Em janeiro, poucos previam uma guerra na Europa. O vírus dominava o debate público e a empresa britânica de energia SEE divulgou sugestões para poupar eletricidade: comer papas de aveia, fazer exercício em casa, abraçar cães e gatos para cortar no aquecimento. À época, caiu mal. Em abril, o então primeiro-ministro italiano Mario Draghi sugeriu que o embargo ao gás russo seria escolher entre o ar condicionado ou a paz. Estávamos na primavera. Seis meses passados, as sanções à Rússia apertam, os preços da energia disparam, a economia mundial vacila, Draghi saiu de cena e a paz está para vir. O ar condicionado também.
A União Europeia mostra determinação em encontrar alternativas aos combustíveis fósseis russos. Diversificar fontes e encher as reservas de gás para o inverno surgem a par da poupança de energia: em julho, os 27 Estados-membros aprovaram, com exceção da Hungria, o objetivo de reduzir o consumo de gás na União em 15%.
Infelizmente, é difícil reverter décadas de má política energética em poucos meses, desfazer a estratégia que deixou a Europa exposta aos estados de alma do Kremlin, e Putin está determinado em usar a arma da energia. Como se não bastasse, a urgência da resposta implica retrocessos ecológicos. A fatura social será pesada, em especial num panorama em que o vento dos extremismos não bate leve, levemente. É a tempestade perfeita. As democracias não aguentarão uma nova “crise sem precedentes” – eu próprio já lhes perdi a conta e ainda tenho Cartão Jovem -, se forem os mesmos de sempre a pagar.
Os guias para poupar energia estão mais em voga do que nunca. Enquanto lidam com o impacto da inflação e a subida dos juros do crédito, os governos europeus procuram soluções para cumprir o objetivo estipulado: cortar 15% no gás. As campanhas de sensibilização exortam os cidadãos a conduzir mais devagar, cortar nos aquecedores ou desligar tomadas.
Na Alemanha, um dos países europeus mais dependentes do gás russo (59%), várias cidades deixaram de iluminar monumentos. França implementou uma multa para lojas com ar condicionado que mantenham a porta aberta. Portugal e Espanha, países menos dependentes da energia russa na UE, criaram um mecanismo ibérico temporário para limitar o preço do gás na produção da eletricidade. A Comissão Europeia tem em cima da mesa uma proposta para taxar em 33% os lucros extraordinários das energéticas, revertendo as receitas para apoiar consumidores. Neste esforço de contenção, o governo português determinou que, entre dezembro e janeiro, a iluminação natalícia só poderá funcionar entre as seis da tarde e a meia noite. Conhecendo o inestimável apreço dos cidadãos portugueses pelas iluminações de natal, percebemos que o gesto é sinal de uma enorme gravidade.

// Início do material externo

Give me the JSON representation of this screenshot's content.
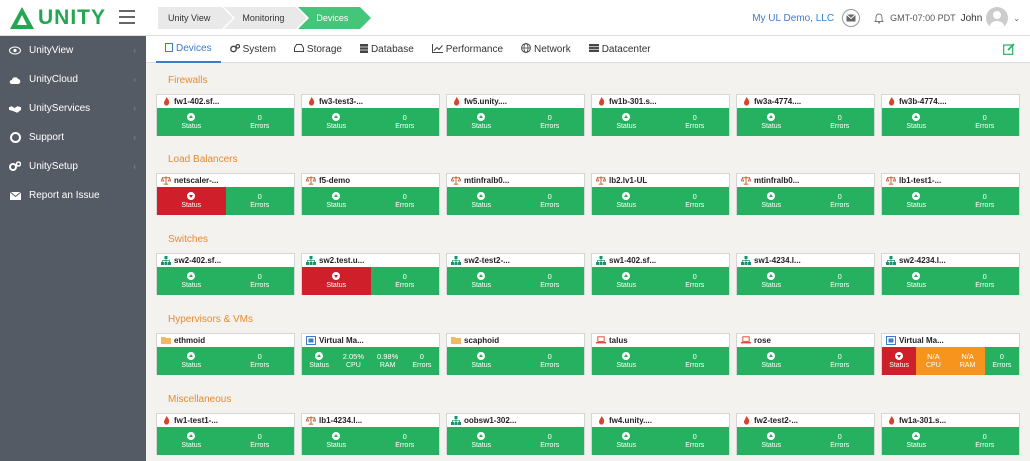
{
  "brand": {
    "name": "UNITY",
    "color": "#25a652"
  },
  "breadcrumb": [
    "Unity View",
    "Monitoring",
    "Devices"
  ],
  "topbar": {
    "account": "My UL Demo, LLC",
    "timezone": "GMT-07:00 PDT",
    "user": "John"
  },
  "sidebar": [
    {
      "label": "UnityView",
      "icon": "eye-icon"
    },
    {
      "label": "UnityCloud",
      "icon": "cloud-icon"
    },
    {
      "label": "UnityServices",
      "icon": "handshake-icon"
    },
    {
      "label": "Support",
      "icon": "lifebuoy-icon"
    },
    {
      "label": "UnitySetup",
      "icon": "gears-icon"
    },
    {
      "label": "Report an Issue",
      "icon": "envelope-icon"
    }
  ],
  "tabs": [
    {
      "label": "Devices",
      "icon": "devices-icon"
    },
    {
      "label": "System",
      "icon": "system-icon"
    },
    {
      "label": "Storage",
      "icon": "storage-icon"
    },
    {
      "label": "Database",
      "icon": "database-icon"
    },
    {
      "label": "Performance",
      "icon": "chart-icon"
    },
    {
      "label": "Network",
      "icon": "globe-icon"
    },
    {
      "label": "Datacenter",
      "icon": "server-icon"
    }
  ],
  "colors": {
    "ok": "#25b15f",
    "error": "#cf1f2a",
    "warn": "#f7941d",
    "section": "#e98a2d",
    "accent": "#3d7cc9"
  },
  "sections": [
    {
      "title": "Firewalls",
      "devices": [
        {
          "name": "fw1-402.sf...",
          "icon": "flame-icon",
          "status": "ok",
          "errors": "0"
        },
        {
          "name": "fw3-test3-...",
          "icon": "flame-icon",
          "status": "ok",
          "errors": "0"
        },
        {
          "name": "fw5.unity....",
          "icon": "flame-icon",
          "status": "ok",
          "errors": "0"
        },
        {
          "name": "fw1b-301.s...",
          "icon": "flame-icon",
          "status": "ok",
          "errors": "0"
        },
        {
          "name": "fw3a-4774....",
          "icon": "flame-icon",
          "status": "ok",
          "errors": "0"
        },
        {
          "name": "fw3b-4774....",
          "icon": "flame-icon",
          "status": "ok",
          "errors": "0"
        }
      ]
    },
    {
      "title": "Load Balancers",
      "devices": [
        {
          "name": "netscaler-...",
          "icon": "scale-icon",
          "status": "error",
          "errors": "0"
        },
        {
          "name": "f5-demo",
          "icon": "scale-icon",
          "status": "ok",
          "errors": "0"
        },
        {
          "name": "mtinfralb0...",
          "icon": "scale-icon",
          "status": "ok",
          "errors": "0"
        },
        {
          "name": "lb2.lv1-UL",
          "icon": "scale-icon",
          "status": "ok",
          "errors": "0"
        },
        {
          "name": "mtinfralb0...",
          "icon": "scale-icon",
          "status": "ok",
          "errors": "0"
        },
        {
          "name": "lb1-test1-...",
          "icon": "scale-icon",
          "status": "ok",
          "errors": "0"
        }
      ]
    },
    {
      "title": "Switches",
      "devices": [
        {
          "name": "sw2-402.sf...",
          "icon": "sitemap-icon",
          "status": "ok",
          "errors": "0"
        },
        {
          "name": "sw2.test.u...",
          "icon": "sitemap-icon",
          "status": "error",
          "errors": "0"
        },
        {
          "name": "sw2-test2-...",
          "icon": "sitemap-icon",
          "status": "ok",
          "errors": "0"
        },
        {
          "name": "sw1-402.sf...",
          "icon": "sitemap-icon",
          "status": "ok",
          "errors": "0"
        },
        {
          "name": "sw1-4234.l...",
          "icon": "sitemap-icon",
          "status": "ok",
          "errors": "0"
        },
        {
          "name": "sw2-4234.l...",
          "icon": "sitemap-icon",
          "status": "ok",
          "errors": "0"
        }
      ]
    },
    {
      "title": "Hypervisors & VMs",
      "devices": [
        {
          "name": "ethmoid",
          "icon": "folder-icon",
          "status": "ok",
          "errors": "0"
        },
        {
          "name": "Virtual Ma...",
          "icon": "vm-icon",
          "status": "ok",
          "errors": "0",
          "cpu": "2.05%",
          "ram": "0.98%"
        },
        {
          "name": "scaphoid",
          "icon": "folder-icon",
          "status": "ok",
          "errors": "0"
        },
        {
          "name": "talus",
          "icon": "laptop-icon",
          "status": "ok",
          "errors": "0"
        },
        {
          "name": "rose",
          "icon": "laptop-icon",
          "status": "ok",
          "errors": "0"
        },
        {
          "name": "Virtual Ma...",
          "icon": "vm-icon",
          "status": "error",
          "errors": "0",
          "cpu": "N/A",
          "ram": "N/A",
          "metricWarn": true
        }
      ]
    },
    {
      "title": "Miscellaneous",
      "devices": [
        {
          "name": "fw1-test1-...",
          "icon": "flame-icon",
          "status": "ok",
          "errors": "0"
        },
        {
          "name": "lb1-4234.l...",
          "icon": "scale-icon",
          "status": "ok",
          "errors": "0"
        },
        {
          "name": "oobsw1-302...",
          "icon": "sitemap-icon",
          "status": "ok",
          "errors": "0"
        },
        {
          "name": "fw4.unity....",
          "icon": "flame-icon",
          "status": "ok",
          "errors": "0"
        },
        {
          "name": "fw2-test2-...",
          "icon": "flame-icon",
          "status": "ok",
          "errors": "0"
        },
        {
          "name": "fw1a-301.s...",
          "icon": "flame-icon",
          "status": "ok",
          "errors": "0"
        }
      ]
    }
  ],
  "labels": {
    "status": "Status",
    "errors": "Errors",
    "cpu": "CPU",
    "ram": "RAM"
  }
}
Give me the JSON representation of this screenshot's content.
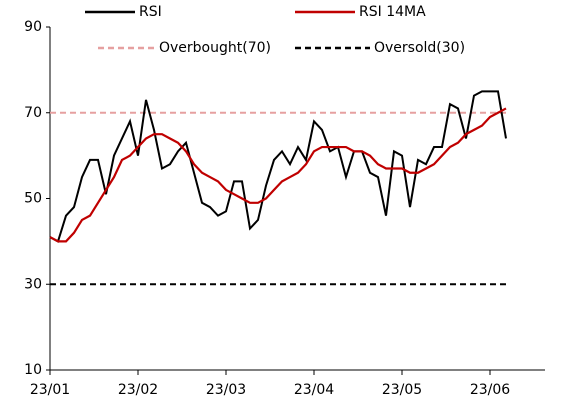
{
  "chart_data": {
    "type": "line",
    "categories": [
      "23/01",
      null,
      null,
      null,
      null,
      null,
      null,
      null,
      null,
      null,
      null,
      "23/02",
      null,
      null,
      null,
      null,
      null,
      null,
      null,
      null,
      null,
      null,
      "23/03",
      null,
      null,
      null,
      null,
      null,
      null,
      null,
      null,
      null,
      null,
      "23/04",
      null,
      null,
      null,
      null,
      null,
      null,
      null,
      null,
      null,
      null,
      "23/05",
      null,
      null,
      null,
      null,
      null,
      null,
      null,
      null,
      null,
      null,
      "23/06",
      null,
      null
    ],
    "series": [
      {
        "name": "RSI",
        "color": "#000000",
        "values": [
          41,
          40,
          46,
          48,
          55,
          59,
          59,
          51,
          60,
          64,
          68,
          60,
          73,
          66,
          57,
          58,
          61,
          63,
          56,
          49,
          48,
          46,
          47,
          54,
          54,
          43,
          45,
          53,
          59,
          61,
          58,
          62,
          59,
          68,
          66,
          61,
          62,
          55,
          61,
          61,
          56,
          55,
          46,
          61,
          60,
          48,
          59,
          58,
          62,
          62,
          72,
          71,
          64,
          74,
          75,
          75,
          75,
          64
        ]
      },
      {
        "name": "RSI 14MA",
        "color": "#c00000",
        "values": [
          41,
          40,
          40,
          42,
          45,
          46,
          49,
          52,
          55,
          59,
          60,
          62,
          64,
          65,
          65,
          64,
          63,
          61,
          58,
          56,
          55,
          54,
          52,
          51,
          50,
          49,
          49,
          50,
          52,
          54,
          55,
          56,
          58,
          61,
          62,
          62,
          62,
          62,
          61,
          61,
          60,
          58,
          57,
          57,
          57,
          56,
          56,
          57,
          58,
          60,
          62,
          63,
          65,
          66,
          67,
          69,
          70,
          71
        ]
      }
    ],
    "hlines": [
      {
        "name": "Overbought(70)",
        "value": 70,
        "color": "#e6a0a0",
        "dashed": true
      },
      {
        "name": "Oversold(30)",
        "value": 30,
        "color": "#000000",
        "dashed": true
      }
    ],
    "ylim": [
      10,
      90
    ],
    "yticks": [
      10,
      30,
      50,
      70,
      90
    ],
    "grid": false
  }
}
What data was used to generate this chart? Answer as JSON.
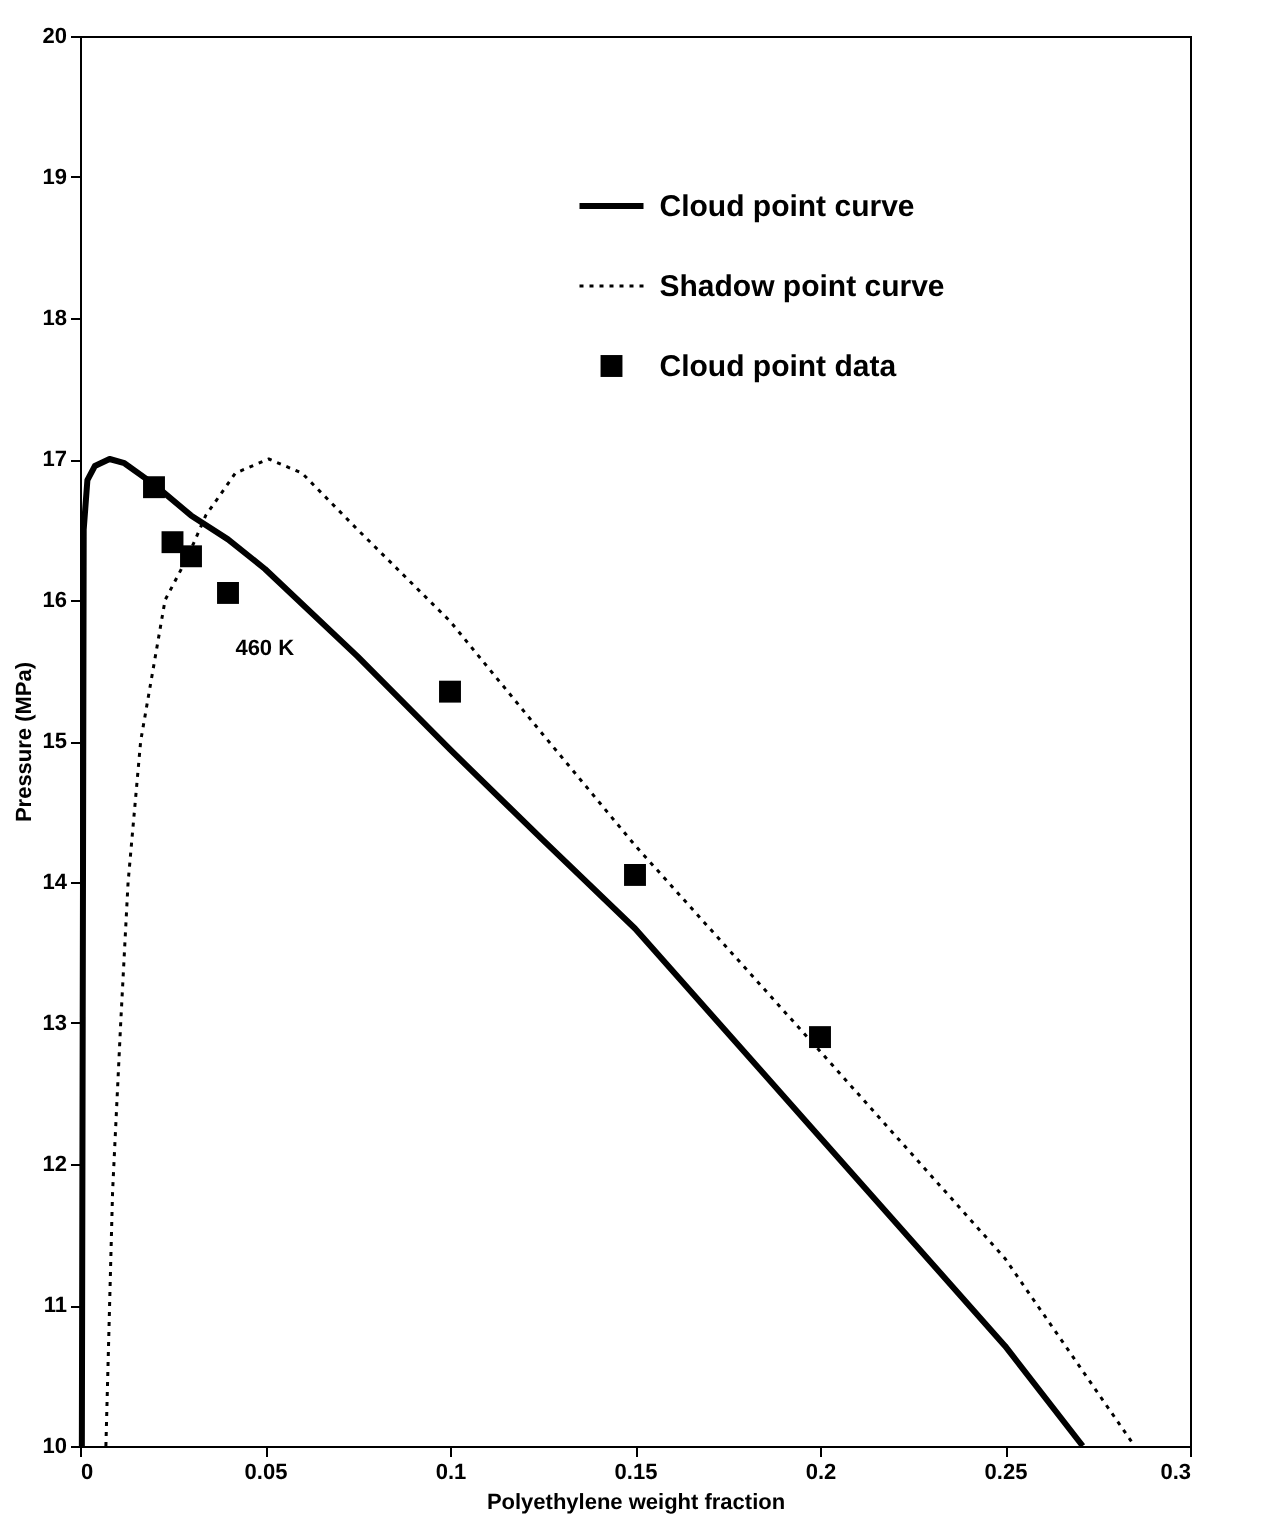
{
  "chart_data": {
    "type": "line",
    "xlabel": "Polyethylene weight fraction",
    "ylabel": "Pressure (MPa)",
    "xlim": [
      0,
      0.3
    ],
    "xticks": [
      0,
      0.05,
      0.1,
      0.15,
      0.2,
      0.25,
      0.3
    ],
    "ylim": [
      10,
      20
    ],
    "yticks": [
      10,
      11,
      12,
      13,
      14,
      15,
      16,
      17,
      18,
      19,
      20
    ],
    "grid": false,
    "legend": "top right",
    "annotations": [
      "460 K"
    ],
    "series": [
      {
        "name": "Cloud point curve",
        "type": "line",
        "line_style": "solid",
        "marker": "none",
        "color": "#000000",
        "x": [
          0.0005,
          0.001,
          0.002,
          0.004,
          0.008,
          0.012,
          0.02,
          0.03,
          0.04,
          0.05,
          0.075,
          0.1,
          0.125,
          0.15,
          0.2,
          0.25,
          0.271
        ],
        "values": [
          10,
          16.5,
          16.85,
          16.95,
          17.0,
          16.97,
          16.82,
          16.6,
          16.43,
          16.22,
          15.6,
          14.94,
          14.3,
          13.67,
          12.19,
          10.71,
          10
        ]
      },
      {
        "name": "Shadow point curve",
        "type": "line",
        "line_style": "dotted",
        "marker": "none",
        "color": "#000000",
        "x": [
          0.007,
          0.0088,
          0.011,
          0.013,
          0.0164,
          0.023,
          0.029,
          0.034,
          0.042,
          0.051,
          0.06,
          0.075,
          0.1,
          0.125,
          0.15,
          0.2,
          0.25,
          0.285
        ],
        "values": [
          10,
          11.8,
          13,
          14,
          15,
          16,
          16.3,
          16.6,
          16.9,
          17.0,
          16.9,
          16.5,
          15.85,
          15.05,
          14.26,
          12.8,
          11.33,
          10
        ]
      },
      {
        "name": "Cloud point data",
        "type": "scatter",
        "marker": "square",
        "color": "#000000",
        "x": [
          0.02,
          0.025,
          0.03,
          0.04,
          0.1,
          0.15,
          0.2
        ],
        "values": [
          16.8,
          16.41,
          16.31,
          16.05,
          15.35,
          14.05,
          12.9
        ]
      }
    ]
  }
}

E esse é o ângulo cómico de tudo isto: o plano de poupança português é mais curto do que os seus congéneres europeus. Porquê? Porque as principais sugestões de poupança de energia envolvem a climatização doméstica e os portugueses estão habituados à pobreza energética: no verão, duches de água fria e estores corridos; no inverno, camisolão e uma pilha de mantas. Para um português, é quase caricato que o governo alemão se debata para “sensibilizar” as pessoas a limitar o aquecimento das casas aos 20ºC, não andar de t-shirt em casa no pico do inverno, não aquecer as piscinas. Em Portugal, país mais quente, saímos para o sofá como para a Serra da Estrela no inverno e cada cidadão tem um mestrado honoris causa em como poupar energia, pelos piores motivos: somos pobres e a energia é sempre cara. As casas são mal construídas. O português médio já faz praticamente tudo o possível para poupar energia, estando habilitado a dar workshops Europa fora. Com alguém natural da Covilhã, ou de Bragança, à frente do Plano de Poupança Europeu, a União Europeia reduziria facilmente a fatura energética para metade.
Não será fácil, nem agradável. Kristalina Georgieva, diretora do FMI, prevê pelo menos um terço do planeta em recessão no próximo ano. A guerra na Ucrânia e o risco nuclear – que o cidadão-comum prefere compreensivelmente não levar a sério -, com a crise socioeconómica a reboque, exigem estratégia e uma liderança capaz. Vai doer. A inflação e os juros já pesam com violência na economia e no orçamento das famílias. Sem solidariedade e uma partilha real dos sacrifícios, políticas sociais e distribuição de riqueza, as democracias não resistirão à crise. A vaga de extremismos e a desagregação cívica são o rasto da austeridade e da perda de direitos que a gestão irresponsável da crise do subprime nos deixou. Cabe aos governos democráticos do presente impedir que os mesmos erros sejam feitos na lida com esta crise. Ou nenhum aquecedor poderá valer ao Ocidente na nova Era Glaciar.